As economic concerns increased in China and the US, weekly oil prices fell.

Oil prices were on a sharp weekly decline on Friday as demand concerns in China and US outweighed a delay to supply increases by OPEC+ producers.
Brent crude futures decline to $71.06 a barrel. U.S. West Texas Intermediate(WTI) crude futures were also down at $67.67. For the week, Brent and WTI were heading for a drop of around 7%.

Weekly News

US employment growth in August was less than expected. A drop in the unemployment rate to 4.2 percent suggests a continued orderly slowdown in the labor market and likely does not warrant a sharp interest rate cut by the Federal Reserve this month.

Crude oil inventories in the United States fell by a staggering 7.4 million barrels for the week ending August 30, according to The American Petroleum Institute (API). Analysts had expected a far smaller 993,000-barrel dip.

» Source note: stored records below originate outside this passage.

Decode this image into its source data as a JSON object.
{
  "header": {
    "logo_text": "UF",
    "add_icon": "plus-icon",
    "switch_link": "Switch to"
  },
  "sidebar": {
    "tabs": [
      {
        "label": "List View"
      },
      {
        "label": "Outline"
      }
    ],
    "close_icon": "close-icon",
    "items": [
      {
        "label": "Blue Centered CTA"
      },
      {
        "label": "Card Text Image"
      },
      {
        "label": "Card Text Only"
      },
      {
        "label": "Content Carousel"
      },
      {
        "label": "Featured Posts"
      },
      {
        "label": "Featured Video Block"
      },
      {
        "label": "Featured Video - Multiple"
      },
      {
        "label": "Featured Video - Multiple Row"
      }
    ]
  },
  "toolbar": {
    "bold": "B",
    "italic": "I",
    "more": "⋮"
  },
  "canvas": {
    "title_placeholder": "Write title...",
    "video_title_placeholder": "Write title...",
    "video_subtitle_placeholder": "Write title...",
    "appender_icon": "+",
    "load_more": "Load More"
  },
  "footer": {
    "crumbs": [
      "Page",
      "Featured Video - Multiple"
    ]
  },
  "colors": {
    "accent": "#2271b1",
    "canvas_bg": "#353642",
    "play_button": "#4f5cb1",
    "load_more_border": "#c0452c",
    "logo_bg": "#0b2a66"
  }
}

For the week prior, the API reported a 3.4 million barrel decrease in crude inventories.
Signals that Libya’s two main political factions are nearing an agreement on appointing a new head of the country’s central bank helped lower oil prices.

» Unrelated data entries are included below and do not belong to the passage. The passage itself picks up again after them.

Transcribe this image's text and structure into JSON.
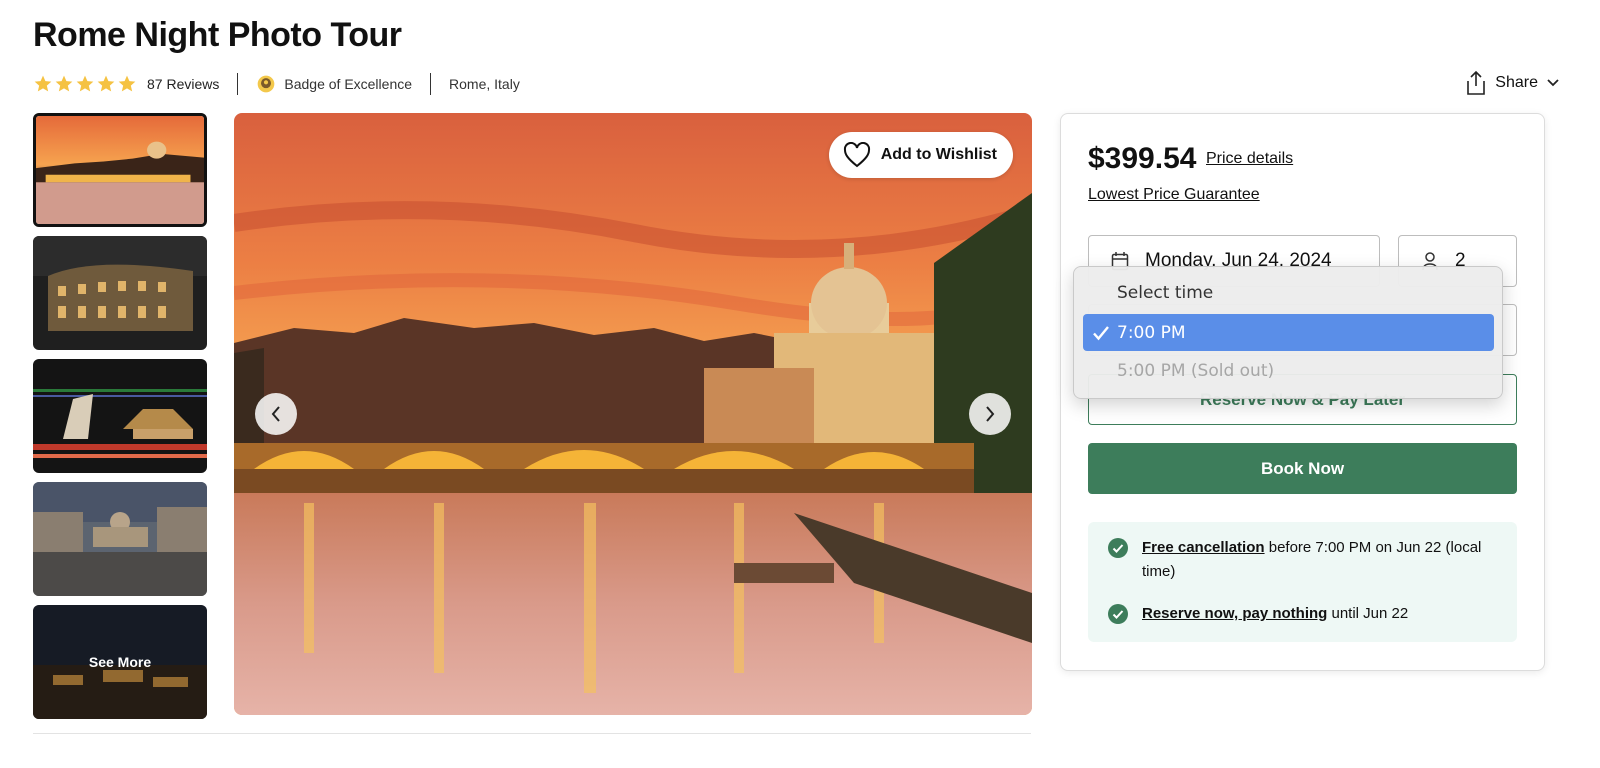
{
  "header": {
    "title": "Rome Night Photo Tour",
    "reviews": "87 Reviews",
    "badge": "Badge of Excellence",
    "location": "Rome, Italy",
    "rating": 5,
    "share_label": "Share"
  },
  "gallery": {
    "see_more": "See More",
    "wishlist_label": "Add to Wishlist",
    "thumbnails": [
      "st-peters-bridge-sunset",
      "colosseum-night",
      "castel-santangelo-light-trails",
      "st-peters-square-dusk",
      "rome-night-skyline"
    ]
  },
  "booking": {
    "price": "$399.54",
    "price_details": "Price details",
    "lowest_price": "Lowest Price Guarantee",
    "date": "Monday, Jun 24, 2024",
    "participants": "2",
    "reserve_label": "Reserve Now & Pay Later",
    "book_label": "Book Now",
    "free_cancel_link": "Free cancellation",
    "free_cancel_text": "before 7:00 PM on Jun 22 (local time)",
    "reserve_link": "Reserve now, pay nothing",
    "reserve_text": "until Jun 22"
  },
  "time_dropdown": {
    "header": "Select time",
    "options": [
      {
        "label": "7:00 PM",
        "selected": true
      },
      {
        "label": "5:00 PM (Sold out)",
        "disabled": true
      }
    ]
  },
  "colors": {
    "accent_green": "#3d7d5b",
    "info_bg": "#eef8f5",
    "star": "#f5c242",
    "selection_blue": "#5a8ee8"
  }
}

This agreement can lead to the resumption of production of 700,000 barrels of oil in the country’s fields and as a result increase the country’s oil exports.

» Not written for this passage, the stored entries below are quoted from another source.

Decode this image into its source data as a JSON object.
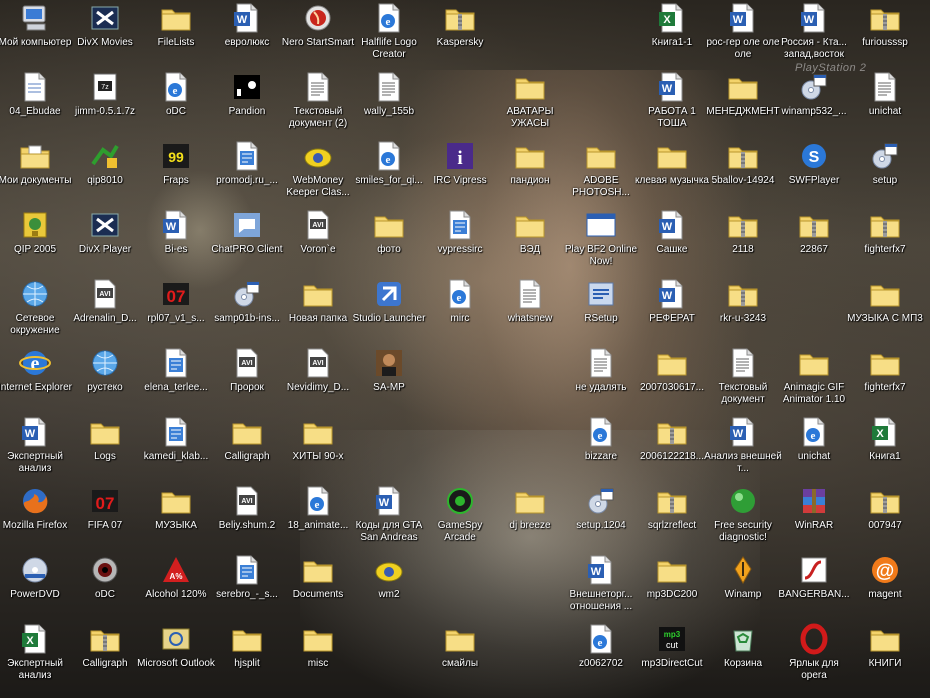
{
  "wallpaper": {
    "watermark": "PlayStation 2"
  },
  "colors": {
    "label_text": "#ffffff",
    "folder": "#f3d36b",
    "word_blue": "#2b5fb3",
    "excel_green": "#1f7a3a"
  },
  "icons": [
    {
      "label": "Мой компьютер",
      "type": "computer"
    },
    {
      "label": "04_Ebudae",
      "type": "document"
    },
    {
      "label": "Мои документы",
      "type": "mydocs"
    },
    {
      "label": "QIP 2005",
      "type": "qip"
    },
    {
      "label": "Сетевое окружение",
      "type": "network"
    },
    {
      "label": "Internet Explorer",
      "type": "ie"
    },
    {
      "label": "Экспертный анализ",
      "type": "word"
    },
    {
      "label": "Mozilla Firefox",
      "type": "firefox"
    },
    {
      "label": "PowerDVD",
      "type": "dvd"
    },
    {
      "label": "Экспертный анализ",
      "type": "excel"
    },
    {
      "label": "DivX Movies",
      "type": "divx"
    },
    {
      "label": "jimm-0.5.1.7z",
      "type": "archive"
    },
    {
      "label": "qip8010",
      "type": "qipinst"
    },
    {
      "label": "DivX Player",
      "type": "divx"
    },
    {
      "label": "Adrenalin_D...",
      "type": "avi"
    },
    {
      "label": "рустеко",
      "type": "network"
    },
    {
      "label": "Logs",
      "type": "folder"
    },
    {
      "label": "FIFA 07",
      "type": "game07"
    },
    {
      "label": "oDC",
      "type": "eye"
    },
    {
      "label": "Calligraph",
      "type": "zipfolder"
    },
    {
      "label": "FileLists",
      "type": "folder"
    },
    {
      "label": "oDC",
      "type": "html"
    },
    {
      "label": "Fraps",
      "type": "fraps"
    },
    {
      "label": "Bi-es",
      "type": "word"
    },
    {
      "label": "rpl07_v1_s...",
      "type": "game07"
    },
    {
      "label": "elena_terlee...",
      "type": "setup"
    },
    {
      "label": "kamedi_klab...",
      "type": "setup"
    },
    {
      "label": "МУЗЫКА",
      "type": "folder"
    },
    {
      "label": "Alcohol 120%",
      "type": "alcohol"
    },
    {
      "label": "Microsoft Outlook",
      "type": "outlook"
    },
    {
      "label": "евролюкс",
      "type": "word"
    },
    {
      "label": "Pandion",
      "type": "pandion"
    },
    {
      "label": "promodj.ru_...",
      "type": "setup"
    },
    {
      "label": "ChatPRO Client",
      "type": "chatpro"
    },
    {
      "label": "samp01b-ins...",
      "type": "setupcd"
    },
    {
      "label": "Пророк",
      "type": "avi"
    },
    {
      "label": "Calligraph",
      "type": "folder"
    },
    {
      "label": "Beliy.shum.2",
      "type": "avi"
    },
    {
      "label": "serebro_-_s...",
      "type": "setup"
    },
    {
      "label": "hjsplit",
      "type": "folder"
    },
    {
      "label": "Nero StartSmart",
      "type": "nero"
    },
    {
      "label": "Текстовый документ (2)",
      "type": "text"
    },
    {
      "label": "WebMoney Keeper Clas...",
      "type": "webmoney"
    },
    {
      "label": "Voron`e",
      "type": "avi"
    },
    {
      "label": "Новая папка",
      "type": "folder"
    },
    {
      "label": "Nevidimy_D...",
      "type": "avi"
    },
    {
      "label": "ХИТЫ 90-х",
      "type": "folder"
    },
    {
      "label": "18_animate...",
      "type": "html"
    },
    {
      "label": "Documents",
      "type": "folder"
    },
    {
      "label": "misc",
      "type": "folder"
    },
    {
      "label": "Halflife Logo Creator",
      "type": "html"
    },
    {
      "label": "wally_155b",
      "type": "text"
    },
    {
      "label": "smiles_for_qi...",
      "type": "html"
    },
    {
      "label": "фото",
      "type": "folder"
    },
    {
      "label": "Studio Launcher",
      "type": "studio"
    },
    {
      "label": "SA-MP",
      "type": "samp"
    },
    {
      "label": "Коды для GTA San Andreas",
      "type": "word"
    },
    {
      "label": "wm2",
      "type": "webmoney"
    },
    {
      "label": "Kaspersky",
      "type": "zipfolder"
    },
    {
      "label": "IRC Vipress",
      "type": "irc"
    },
    {
      "label": "vypressirc",
      "type": "setup"
    },
    {
      "label": "mirc",
      "type": "html"
    },
    {
      "label": "GameSpy Arcade",
      "type": "gamespy"
    },
    {
      "label": "смайлы",
      "type": "folder"
    },
    {
      "label": "АВАТАРЫ УЖАСЫ",
      "type": "folder"
    },
    {
      "label": "пандион",
      "type": "folder"
    },
    {
      "label": "ВЭД",
      "type": "folder"
    },
    {
      "label": "whatsnew",
      "type": "text"
    },
    {
      "label": "dj breeze",
      "type": "folder"
    },
    {
      "label": "ADOBE PHOTOSH...",
      "type": "folder"
    },
    {
      "label": "Play BF2 Online Now!",
      "type": "window"
    },
    {
      "label": "RSetup",
      "type": "rsetup"
    },
    {
      "label": "не удалять",
      "type": "text"
    },
    {
      "label": "bizzare",
      "type": "html"
    },
    {
      "label": "setup.1204",
      "type": "setupcd"
    },
    {
      "label": "Внешнеторг... отношения ...",
      "type": "word"
    },
    {
      "label": "z0062702",
      "type": "html"
    },
    {
      "label": "РАБОТА 1 ТОША",
      "type": "word"
    },
    {
      "label": "клевая музычка",
      "type": "folder"
    },
    {
      "label": "Сашке",
      "type": "word"
    },
    {
      "label": "РЕФЕРАТ",
      "type": "word"
    },
    {
      "label": "2007030617...",
      "type": "folder"
    },
    {
      "label": "2006122218...",
      "type": "zipfolder"
    },
    {
      "label": "sqrlzreflect",
      "type": "zipfolder"
    },
    {
      "label": "mp3DC200",
      "type": "folder"
    },
    {
      "label": "mp3DirectCut",
      "type": "mp3cut"
    },
    {
      "label": "Книга1-1",
      "type": "excel"
    },
    {
      "label": "МЕНЕДЖМЕНТ",
      "type": "folder"
    },
    {
      "label": "5ballov-14924",
      "type": "zipfolder"
    },
    {
      "label": "2118",
      "type": "zipfolder"
    },
    {
      "label": "rkr-u-3243",
      "type": "zipfolder"
    },
    {
      "label": "Текстовый документ",
      "type": "text"
    },
    {
      "label": "Анализ внешней т...",
      "type": "word"
    },
    {
      "label": "Free security diagnostic!",
      "type": "security"
    },
    {
      "label": "Winamp",
      "type": "winamp"
    },
    {
      "label": "Корзина",
      "type": "recycle"
    },
    {
      "label": "рос-гер оле оле оле",
      "type": "word"
    },
    {
      "label": "winamp532_...",
      "type": "setupcd"
    },
    {
      "label": "SWFPlayer",
      "type": "swf"
    },
    {
      "label": "22867",
      "type": "zipfolder"
    },
    {
      "label": "Animagic GIF Animator 1.10",
      "type": "folder"
    },
    {
      "label": "unichat",
      "type": "html"
    },
    {
      "label": "WinRAR",
      "type": "winrar"
    },
    {
      "label": "BANGERBAN...",
      "type": "flash"
    },
    {
      "label": "Ярлык для opera",
      "type": "opera"
    },
    {
      "label": "Россия - Кта... запад,восток",
      "type": "word"
    },
    {
      "label": "unichat",
      "type": "text"
    },
    {
      "label": "setup",
      "type": "setupcd"
    },
    {
      "label": "fighterfx7",
      "type": "zipfolder"
    },
    {
      "label": "МУЗЫКА С МП3",
      "type": "folder"
    },
    {
      "label": "fighterfx7",
      "type": "folder"
    },
    {
      "label": "Книга1",
      "type": "excel"
    },
    {
      "label": "007947",
      "type": "zipfolder"
    },
    {
      "label": "magent",
      "type": "magent"
    },
    {
      "label": "КНИГИ",
      "type": "folder"
    },
    {
      "label": "furiousssp",
      "type": "zipfolder"
    }
  ]
}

Also on Thursday, media reported that OPEC+ had decided to delay its potential partial reversal of production cuts by two months. This decision was taken after the prices reached the lowest in 9 months
OPEC+’s plan was to begin the careful process of rolling back the current voluntary production cuts starting next month, which would see 180,000 bpd added back into the market in October. OPEC+ has long maintained that its plan to roll back the cuts was a tentative one and dependent on market balance.

 
Some analysts believe that OPEC+’s decision to delay the rollback of the cuts would tighten inventories by between 100,000 bpd and 200,000 bpd in the final quarter of the year.
As the peace talks in the Middle East reached a deadlock, unrest in the region continues. The Yemeni Houthis reportedly hit two tankers in the Red Sea on Monday, one of them Saudi-flagged and the other was a Panama-flagged vessel named Blue Lagoon.